Als das Gericht wieder in den Saal kommt, wirkt der Verteidiger ratlos. "Trotz Dolmetscherin ist die Verständigung schwierig", sagt er - und fügt hinzu: "Ich habe nicht das Gefühl, dass mein Mandant das Problem versteht." Hamid S. tut kund, dass er die "Vorwürfe akzeptiert". Dem Richter ist das zu wenig. Er erwartet, dass der Angeklagte die Tatvorwürfe ohne Wenn und Aber einräumt. "Wenn Sie sagen, dass ich das getan habe, sage ich halt, dass ich das getan habe", gibt Hamid A. schließlich zu Protokoll. Die Staatsanwältin macht ihre Ankündigung wahr und beantragt, Hamid S. ein Jahr und drei Monate ins Gefängnis zu stecken. Der Verteidiger hält eine Bewährungsstrafe für angemessen, schließlich habe sich sein Mandant zum ersten Mal etwas zuschulden kommen lassen. Er sei lediglich "ein besorgter Vater", der "unnötig kriminalisiert wird". So ganz unbeteiligt, wie S. bisher gewirkt hat, ist er nach den Plädoyers nicht mehr. "Ich kann nicht mehr", schluchzt er mit tränenerstickter Stimme.

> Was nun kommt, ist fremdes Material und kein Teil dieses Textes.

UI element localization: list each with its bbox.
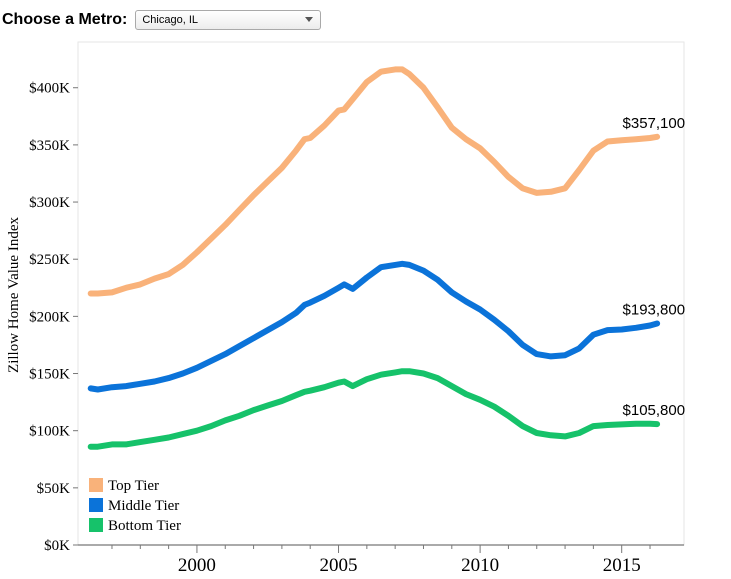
end-label-middle-tier: $193,800 — [623, 301, 686, 318]
y-tick-label: $100K — [29, 424, 70, 440]
series-lines — [87, 66, 661, 450]
legend-swatch-middle-tier — [89, 498, 103, 512]
y-tick-label: $0K — [44, 538, 70, 554]
y-tick-label: $150K — [29, 367, 70, 383]
y-tick-label: $250K — [29, 252, 70, 268]
series-end-labels: $357,100 $193,800 $105,800 — [623, 115, 686, 419]
y-tick-label: $350K — [29, 138, 70, 154]
metro-selector-label: Choose a Metro: — [2, 11, 128, 28]
legend-label-top-tier: Top Tier — [108, 478, 159, 494]
legend-label-bottom-tier: Bottom Tier — [108, 518, 181, 534]
metro-dropdown[interactable]: Chicago, IL — [135, 10, 322, 30]
y-tick-label: $50K — [37, 481, 71, 497]
chart-legend: Top Tier Middle Tier Bottom Tier — [89, 478, 181, 534]
x-tick-label: 2005 — [320, 555, 358, 576]
y-tick-label: $200K — [29, 309, 70, 325]
legend-label-middle-tier: Middle Tier — [108, 498, 179, 514]
legend-swatch-top-tier — [89, 478, 103, 492]
end-label-top-tier: $357,100 — [623, 115, 686, 132]
legend-swatch-bottom-tier — [89, 518, 103, 532]
x-tick-label: 2000 — [178, 555, 216, 576]
x-axis-ticks: 2000 2005 2010 2015 — [111, 545, 651, 576]
x-tick-label: 2015 — [603, 555, 641, 576]
x-tick-label: 2010 — [461, 555, 499, 576]
metro-dropdown-value: Chicago, IL — [142, 14, 198, 26]
end-label-bottom-tier: $105,800 — [623, 402, 686, 419]
series-line-middle-tier — [87, 260, 661, 393]
plot-area-border — [77, 41, 685, 546]
metro-selector-bar: Choose a Metro: Chicago, IL — [0, 8, 322, 32]
y-axis-title: Zillow Home Value Index — [6, 217, 22, 373]
chevron-down-icon — [305, 17, 314, 22]
y-tick-label: $300K — [29, 195, 70, 211]
y-axis-ticks: $0K $50K $100K $150K $200K $250K $300K $350K $40… — [29, 81, 78, 554]
y-tick-label: $400K — [29, 81, 70, 97]
series-line-bottom-tier — [87, 368, 661, 450]
series-line-top-tier — [87, 66, 661, 297]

Das Jugendschöffengericht verhängt eine Haftstrafe von einem Jahr - und setzt sie zur Bewährung aus. Obendrauf gibt es noch 100 Stunden gemeinnützige Arbeit. "Natürlich ist ein Vater nicht begeistert, wenn seine 16-jährige Tochter mit einem 28-jährigen Mann anbandelt", greift Richter Rose ein Argument des Verteidigers auf. "Aber die Frage ist, wie er darauf reagiert." Und die Grundlage dieser Reaktion könne nicht die Scharia, sondern müsse das Grundgesetz der Bundesrepublik Deutschland sein. Das Gericht habe beide Augen zudrücken müssen, um S.'s "Formalgeständnis", das "weder von Reue noch von Einsicht getragen ist", als Bewährungsgrund gelten zu lassen. "Ihre Tochter leidet nach wie vor unter den Ereignissen", hält der Richter dem Angeklagten vor. "Sie haben als Vater vollkommen versagt, wenn Sie das so weiterlaufen lassen und Ihre Tochter weiterhin Angst vor Ihnen haben muss."